I think that you should look at Ulrich Drepper's article about IPv6 programming. It is relatively short and may answer on some of your concerns. I found it really useful. I'm posting this link, because it is very difficult to answer to your question(s) without (at least) pseudo-code.

Socket Protocol Fundamentals

Recently, while reading a Socket Programming HOWTO the following section jumped out at me:
But if you plan to reuse your socket for further transfers, you need to realize that there is no "EOT" (End of Transfer) on a socket. I repeat: if a socket send or recv returns after handling 0 bytes, the connection has been broken. If the connection has not been broken, you may wait on a recv forever, because the socket will not tell you that there's nothing more to read (for now). Now if you think about that a bit, you'll come to realize a fundamental truth of sockets: messages must either be fixed length (yuck), or be delimited (shrug), or indicate how long they are (much better), or end by shutting down the connection. The choice is entirely yours, (but some ways are righter than others).
This section highlights 4 possibilities for how a socket "protocol" may be written to pass messages. My question is, what is the preferred method to use for real applications?
Is it generally best to include message size with each message (presumably in a header), as the article more or less asserts? Are there any situations where another method would be preferable?
The common protocols either specify length in the header, or are delimited (like HTTP, for instance).
Keep in mind that this also depends on whether you use TCP or UDP sockets. Since TCP sockets are reliable you can be sure that you get everything you shoved into them. With UDP the story is different and more complex.
These are indeed our choices with TCP. HTTP, for example, uses a mix of second, third, and forth option (double new-line ends request/response headers, which might contain the Content-Length header or indicate chunked encoding, or it might say Connection: close and not give you the content length but expect you to rely on reading EOF.)
I prefer the third option, i.e. self-describing messages, though fixed-length is plain easy when suitable.
If you're designing your own protocol then look at other people's work first; there might already be something similar out there that you could either use 'as is' or repurpose and adjust. For example; ISO-8583 for financial txns, HTTP or POP3 all do things differently but in ways that are proven to work... In fact it's worth looking at these things anyway as you'll learn a lot about how real world protocols are put together.
If you need to write your own protocol then, IMHO, prefer length prefixed messages where possible. They're easy and efficient to parse for the receiver but possibly harder to generate if it is costly to determine the length of the data before you begin sending it.
The decision should depend on the data you want to send (what it is, how is it gathered).

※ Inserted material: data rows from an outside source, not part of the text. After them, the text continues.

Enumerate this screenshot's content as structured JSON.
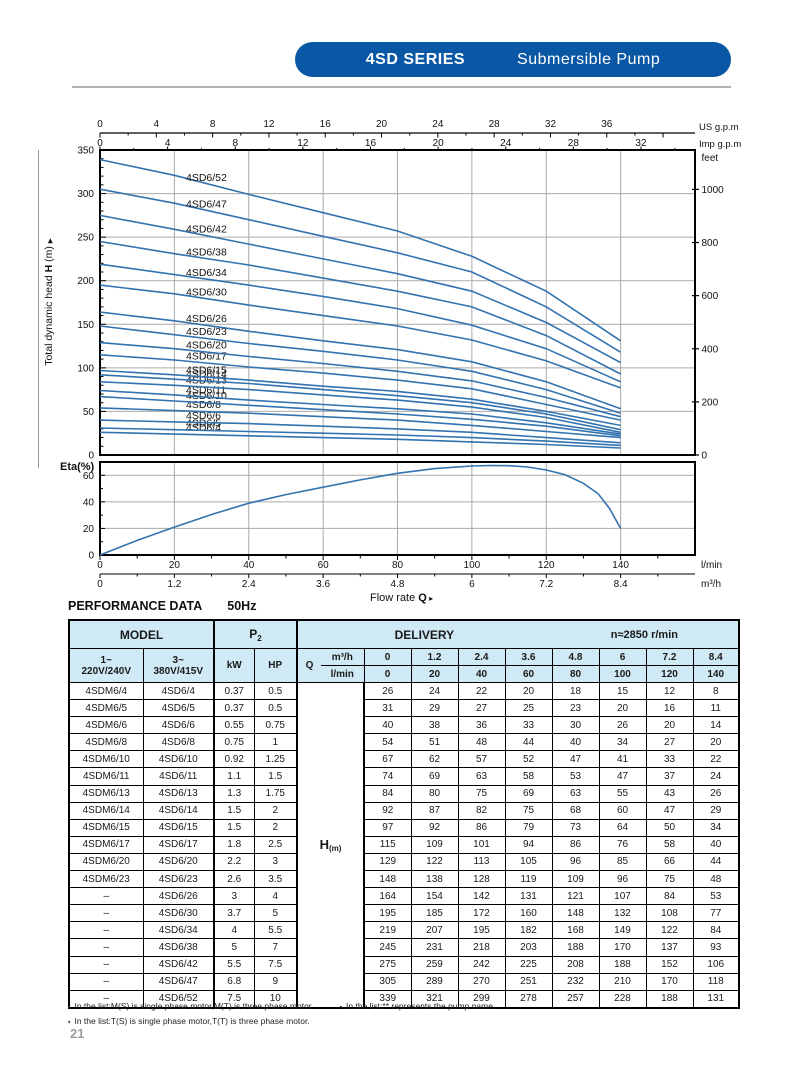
{
  "header": {
    "series_label": "4SD SERIES",
    "product_label": "Submersible Pump"
  },
  "colors": {
    "pill_blue": "#0a57a5",
    "curve_blue": "#3273b0",
    "grid_gray": "#aaaaaa",
    "table_header_bg": "#cfe9f5",
    "page_number_gray": "#9e9e9e"
  },
  "chart_data": [
    {
      "type": "line",
      "name": "head-flow-curves",
      "ylabel": "Total dynamic head H (m)",
      "ylim": [
        0,
        350
      ],
      "xlim_lmin": [
        0,
        160
      ],
      "y_ticks_m": [
        0,
        50,
        100,
        150,
        200,
        250,
        300,
        350
      ],
      "right_axis_label": "feet",
      "y_ticks_feet": [
        0,
        200,
        400,
        600,
        800,
        1000
      ],
      "x_axis_us": {
        "label": "US g.p.m",
        "ticks": [
          0,
          4,
          8,
          12,
          16,
          20,
          24,
          28,
          32,
          36
        ]
      },
      "x_axis_imp": {
        "label": "Imp g.p.m",
        "ticks": [
          0,
          4,
          8,
          12,
          16,
          20,
          24,
          28,
          32
        ]
      },
      "x_m3h": [
        0,
        1.2,
        2.4,
        3.6,
        4.8,
        6,
        7.2,
        8.4
      ],
      "grid": true,
      "series": [
        {
          "name": "4SD6/4",
          "values": [
            26,
            24,
            22,
            20,
            18,
            15,
            12,
            8
          ]
        },
        {
          "name": "4SD6/5",
          "values": [
            31,
            29,
            27,
            25,
            23,
            20,
            16,
            11
          ]
        },
        {
          "name": "4SD6/6",
          "values": [
            40,
            38,
            36,
            33,
            30,
            26,
            20,
            14
          ]
        },
        {
          "name": "4SD6/8",
          "values": [
            54,
            51,
            48,
            44,
            40,
            34,
            27,
            20
          ]
        },
        {
          "name": "4SD6/10",
          "values": [
            67,
            62,
            57,
            52,
            47,
            41,
            33,
            22
          ]
        },
        {
          "name": "4SD6/11",
          "values": [
            74,
            69,
            63,
            58,
            53,
            47,
            37,
            24
          ]
        },
        {
          "name": "4SD6/13",
          "values": [
            84,
            80,
            75,
            69,
            63,
            55,
            43,
            26
          ]
        },
        {
          "name": "4SD6/14",
          "values": [
            92,
            87,
            82,
            75,
            68,
            60,
            47,
            29
          ]
        },
        {
          "name": "4SD6/15",
          "values": [
            97,
            92,
            86,
            79,
            73,
            64,
            50,
            34
          ]
        },
        {
          "name": "4SD6/17",
          "values": [
            115,
            109,
            101,
            94,
            86,
            76,
            58,
            40
          ]
        },
        {
          "name": "4SD6/20",
          "values": [
            129,
            122,
            113,
            105,
            96,
            85,
            66,
            44
          ]
        },
        {
          "name": "4SD6/23",
          "values": [
            148,
            138,
            128,
            119,
            109,
            96,
            75,
            48
          ]
        },
        {
          "name": "4SD6/26",
          "values": [
            164,
            154,
            142,
            131,
            121,
            107,
            84,
            53
          ]
        },
        {
          "name": "4SD6/30",
          "values": [
            195,
            185,
            172,
            160,
            148,
            132,
            108,
            77
          ]
        },
        {
          "name": "4SD6/34",
          "values": [
            219,
            207,
            195,
            182,
            168,
            149,
            122,
            84
          ]
        },
        {
          "name": "4SD6/38",
          "values": [
            245,
            231,
            218,
            203,
            188,
            170,
            137,
            93
          ]
        },
        {
          "name": "4SD6/42",
          "values": [
            275,
            259,
            242,
            225,
            208,
            188,
            152,
            106
          ]
        },
        {
          "name": "4SD6/47",
          "values": [
            305,
            289,
            270,
            251,
            232,
            210,
            170,
            118
          ]
        },
        {
          "name": "4SD6/52",
          "values": [
            339,
            321,
            299,
            278,
            257,
            228,
            188,
            131
          ]
        }
      ]
    },
    {
      "type": "line",
      "name": "efficiency-curve",
      "ylabel": "Eta(%)",
      "ylim": [
        0,
        70
      ],
      "y_ticks": [
        0,
        20,
        40,
        60
      ],
      "x_lmin_ticks": [
        0,
        20,
        40,
        60,
        80,
        100,
        120,
        140
      ],
      "x_m3h_ticks": [
        "0",
        "1.2",
        "2.4",
        "3.6",
        "4.8",
        "6",
        "7.2",
        "8.4"
      ],
      "x_unit_lmin": "l/min",
      "x_unit_m3h": "m³/h",
      "xlabel": "Flow rate",
      "xlabel_q": "Q",
      "x_lmin": [
        0,
        10,
        20,
        30,
        40,
        50,
        60,
        70,
        80,
        90,
        100,
        105,
        110,
        115,
        120,
        125,
        130,
        134,
        137,
        140
      ],
      "eta": [
        0,
        11,
        21,
        30.5,
        39,
        45.5,
        51,
        56.5,
        61.5,
        65,
        67,
        67.4,
        67.2,
        66.2,
        64,
        60.5,
        54,
        46,
        35,
        20
      ]
    }
  ],
  "performance": {
    "title": "PERFORMANCE  DATA",
    "frequency": "50Hz",
    "table": {
      "model_header": "MODEL",
      "p2_label": "P",
      "p2_sub": "2",
      "delivery_header": "DELIVERY",
      "speed": "n≈2850 r/min",
      "phase1_line1": "1~",
      "phase1_line2": "220V/240V",
      "phase3_line1": "3~",
      "phase3_line2": "380V/415V",
      "kw_header": "kW",
      "hp_header": "HP",
      "q_header": "Q",
      "m3h_label": "m³/h",
      "lmin_label": "l/min",
      "m3h_values": [
        "0",
        "1.2",
        "2.4",
        "3.6",
        "4.8",
        "6",
        "7.2",
        "8.4"
      ],
      "lmin_values": [
        "0",
        "20",
        "40",
        "60",
        "80",
        "100",
        "120",
        "140"
      ],
      "h_cell_label": "H",
      "h_cell_sub": "(m)",
      "rows": [
        {
          "single": "4SDM6/4",
          "three": "4SD6/4",
          "kw": "0.37",
          "hp": "0.5",
          "h": [
            "26",
            "24",
            "22",
            "20",
            "18",
            "15",
            "12",
            "8"
          ]
        },
        {
          "single": "4SDM6/5",
          "three": "4SD6/5",
          "kw": "0.37",
          "hp": "0.5",
          "h": [
            "31",
            "29",
            "27",
            "25",
            "23",
            "20",
            "16",
            "11"
          ]
        },
        {
          "single": "4SDM6/6",
          "three": "4SD6/6",
          "kw": "0.55",
          "hp": "0.75",
          "h": [
            "40",
            "38",
            "36",
            "33",
            "30",
            "26",
            "20",
            "14"
          ]
        },
        {
          "single": "4SDM6/8",
          "three": "4SD6/8",
          "kw": "0.75",
          "hp": "1",
          "h": [
            "54",
            "51",
            "48",
            "44",
            "40",
            "34",
            "27",
            "20"
          ]
        },
        {
          "single": "4SDM6/10",
          "three": "4SD6/10",
          "kw": "0.92",
          "hp": "1.25",
          "h": [
            "67",
            "62",
            "57",
            "52",
            "47",
            "41",
            "33",
            "22"
          ]
        },
        {
          "single": "4SDM6/11",
          "three": "4SD6/11",
          "kw": "1.1",
          "hp": "1.5",
          "h": [
            "74",
            "69",
            "63",
            "58",
            "53",
            "47",
            "37",
            "24"
          ]
        },
        {
          "single": "4SDM6/13",
          "three": "4SD6/13",
          "kw": "1.3",
          "hp": "1.75",
          "h": [
            "84",
            "80",
            "75",
            "69",
            "63",
            "55",
            "43",
            "26"
          ]
        },
        {
          "single": "4SDM6/14",
          "three": "4SD6/14",
          "kw": "1.5",
          "hp": "2",
          "h": [
            "92",
            "87",
            "82",
            "75",
            "68",
            "60",
            "47",
            "29"
          ]
        },
        {
          "single": "4SDM6/15",
          "three": "4SD6/15",
          "kw": "1.5",
          "hp": "2",
          "h": [
            "97",
            "92",
            "86",
            "79",
            "73",
            "64",
            "50",
            "34"
          ]
        },
        {
          "single": "4SDM6/17",
          "three": "4SD6/17",
          "kw": "1.8",
          "hp": "2.5",
          "h": [
            "115",
            "109",
            "101",
            "94",
            "86",
            "76",
            "58",
            "40"
          ]
        },
        {
          "single": "4SDM6/20",
          "three": "4SD6/20",
          "kw": "2.2",
          "hp": "3",
          "h": [
            "129",
            "122",
            "113",
            "105",
            "96",
            "85",
            "66",
            "44"
          ]
        },
        {
          "single": "4SDM6/23",
          "three": "4SD6/23",
          "kw": "2.6",
          "hp": "3.5",
          "h": [
            "148",
            "138",
            "128",
            "119",
            "109",
            "96",
            "75",
            "48"
          ]
        },
        {
          "single": "–",
          "three": "4SD6/26",
          "kw": "3",
          "hp": "4",
          "h": [
            "164",
            "154",
            "142",
            "131",
            "121",
            "107",
            "84",
            "53"
          ]
        },
        {
          "single": "–",
          "three": "4SD6/30",
          "kw": "3.7",
          "hp": "5",
          "h": [
            "195",
            "185",
            "172",
            "160",
            "148",
            "132",
            "108",
            "77"
          ]
        },
        {
          "single": "–",
          "three": "4SD6/34",
          "kw": "4",
          "hp": "5.5",
          "h": [
            "219",
            "207",
            "195",
            "182",
            "168",
            "149",
            "122",
            "84"
          ]
        },
        {
          "single": "–",
          "three": "4SD6/38",
          "kw": "5",
          "hp": "7",
          "h": [
            "245",
            "231",
            "218",
            "203",
            "188",
            "170",
            "137",
            "93"
          ]
        },
        {
          "single": "–",
          "three": "4SD6/42",
          "kw": "5.5",
          "hp": "7.5",
          "h": [
            "275",
            "259",
            "242",
            "225",
            "208",
            "188",
            "152",
            "106"
          ]
        },
        {
          "single": "–",
          "three": "4SD6/47",
          "kw": "6.8",
          "hp": "9",
          "h": [
            "305",
            "289",
            "270",
            "251",
            "232",
            "210",
            "170",
            "118"
          ]
        },
        {
          "single": "–",
          "three": "4SD6/52",
          "kw": "7.5",
          "hp": "10",
          "h": [
            "339",
            "321",
            "299",
            "278",
            "257",
            "228",
            "188",
            "131"
          ]
        }
      ]
    }
  },
  "footnotes": [
    "In the list:M(S) is single phase motor,M(T) is three phase motor.",
    "In the list:** represents the pump name.",
    "In the list:T(S) is single phase motor,T(T) is three phase motor."
  ],
  "page_number": "21"
}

If the data is fixed length, then fixed length packets will probably be the best. If data can be easily (no escaping needed) split into delimited entities then delimiting may be good. If you know the data size when you start sending the data piece, then len-prefixing may be even better. If the data sent is always single characters, or even single bits (e.g. "on"/"off") then anything different than fixed size one character messages will be too much.
Also think how the protocol may evolve. EOL-delimited strings are good as long as they do not contain EOL characters themselves. Fixed length may be good until the data may be extended with some optional parts, etc.
I do not know if there is a preferred option. In our real-world situation (client-server application), we use the option of sending the total message length as one of the first pieces of data. It is simple and works for both our TCP and UDP implementations. It makes the logic reasonably "simple" when reading data in both situations. With TCP, the amount of code is fairly small (by comparison). The UDP version is a bit (understatement) more complex but still relies on the size that is passed in the initial packet to know when all data has been sent.